When was the last time that you cried?

Name It To Tame It
The ability to put words to what one is experiencing is powerful. When I can use language to express myself, it’s like a foggy mirror clearing up. Everything that seemed blurry and hard to make out is now clear. Dr. Ellie brought the phrase “Name it to tame it” into the Black Educator Wellness Cohort space. She explained to the group the importance of language to keep us from feeling stuck in a place of uncertainty. When we name what is happening in our workplace, the racism that is ingrained in systems that we can and cannot see, we make visible the invisible. We can then figure out how to operate in, around, or out of the oppression we make perceptible. This strategy has been an especially powerful tool for first-generation participants who have come to believe that their experiences are not related to racism but rather to not working hard enough or being underqualified. Accessing words that identify racism, sexism, homophobia, and so on allows us to turn on the light and no longer fight our enemies in the dark.

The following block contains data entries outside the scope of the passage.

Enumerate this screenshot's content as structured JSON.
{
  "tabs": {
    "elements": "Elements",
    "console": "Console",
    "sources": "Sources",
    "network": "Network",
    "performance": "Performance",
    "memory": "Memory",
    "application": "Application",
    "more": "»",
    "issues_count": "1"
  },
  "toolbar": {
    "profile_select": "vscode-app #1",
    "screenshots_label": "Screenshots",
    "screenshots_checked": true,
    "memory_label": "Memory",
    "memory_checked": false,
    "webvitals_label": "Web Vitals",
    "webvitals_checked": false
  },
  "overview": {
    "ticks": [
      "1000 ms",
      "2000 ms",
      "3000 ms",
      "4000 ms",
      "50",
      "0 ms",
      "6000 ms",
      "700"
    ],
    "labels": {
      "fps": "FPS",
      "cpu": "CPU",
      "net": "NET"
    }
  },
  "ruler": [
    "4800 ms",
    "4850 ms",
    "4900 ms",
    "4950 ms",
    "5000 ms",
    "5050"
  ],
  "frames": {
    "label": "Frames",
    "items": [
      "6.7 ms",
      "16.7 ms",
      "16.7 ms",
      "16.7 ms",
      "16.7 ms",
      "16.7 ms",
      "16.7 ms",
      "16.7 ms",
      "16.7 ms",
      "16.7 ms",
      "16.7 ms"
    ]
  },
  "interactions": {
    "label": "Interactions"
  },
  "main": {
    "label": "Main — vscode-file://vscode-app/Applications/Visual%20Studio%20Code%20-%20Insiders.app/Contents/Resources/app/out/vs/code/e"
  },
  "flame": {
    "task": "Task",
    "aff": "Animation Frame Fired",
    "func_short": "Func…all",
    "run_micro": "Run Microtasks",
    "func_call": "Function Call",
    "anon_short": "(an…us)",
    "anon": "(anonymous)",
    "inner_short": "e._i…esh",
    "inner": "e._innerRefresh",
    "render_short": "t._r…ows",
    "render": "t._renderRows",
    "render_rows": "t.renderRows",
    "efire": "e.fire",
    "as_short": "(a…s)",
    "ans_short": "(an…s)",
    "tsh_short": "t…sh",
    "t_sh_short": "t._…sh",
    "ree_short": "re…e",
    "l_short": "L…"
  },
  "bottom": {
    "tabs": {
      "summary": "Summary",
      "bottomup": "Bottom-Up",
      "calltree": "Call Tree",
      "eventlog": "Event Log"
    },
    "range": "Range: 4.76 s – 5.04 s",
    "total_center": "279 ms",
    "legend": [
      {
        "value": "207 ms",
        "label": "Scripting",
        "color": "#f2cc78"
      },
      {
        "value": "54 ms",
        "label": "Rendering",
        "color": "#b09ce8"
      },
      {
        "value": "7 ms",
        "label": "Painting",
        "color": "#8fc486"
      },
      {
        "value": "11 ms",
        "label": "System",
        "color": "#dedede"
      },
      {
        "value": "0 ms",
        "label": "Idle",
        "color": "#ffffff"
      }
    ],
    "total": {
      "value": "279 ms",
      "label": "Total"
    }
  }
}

What began as a simple question of what happens when a group of individuals come together intending to hold space for healing has evolved into a profound understanding of the complexities and necessities of this work. We have witnessed firsthand the importance of taking the time to heal, the power of vulnerability and emotional expression, and the significance of naming and addressing the systemic oppressions embedded within educational spaces. As we continue this journey, it becomes evident that our work is necessary and ongoing. The act of healing is not a destination but a continual process. As we navigate this journey together, we find strength, solidarity, and resilience in our shared experiences and collective healing.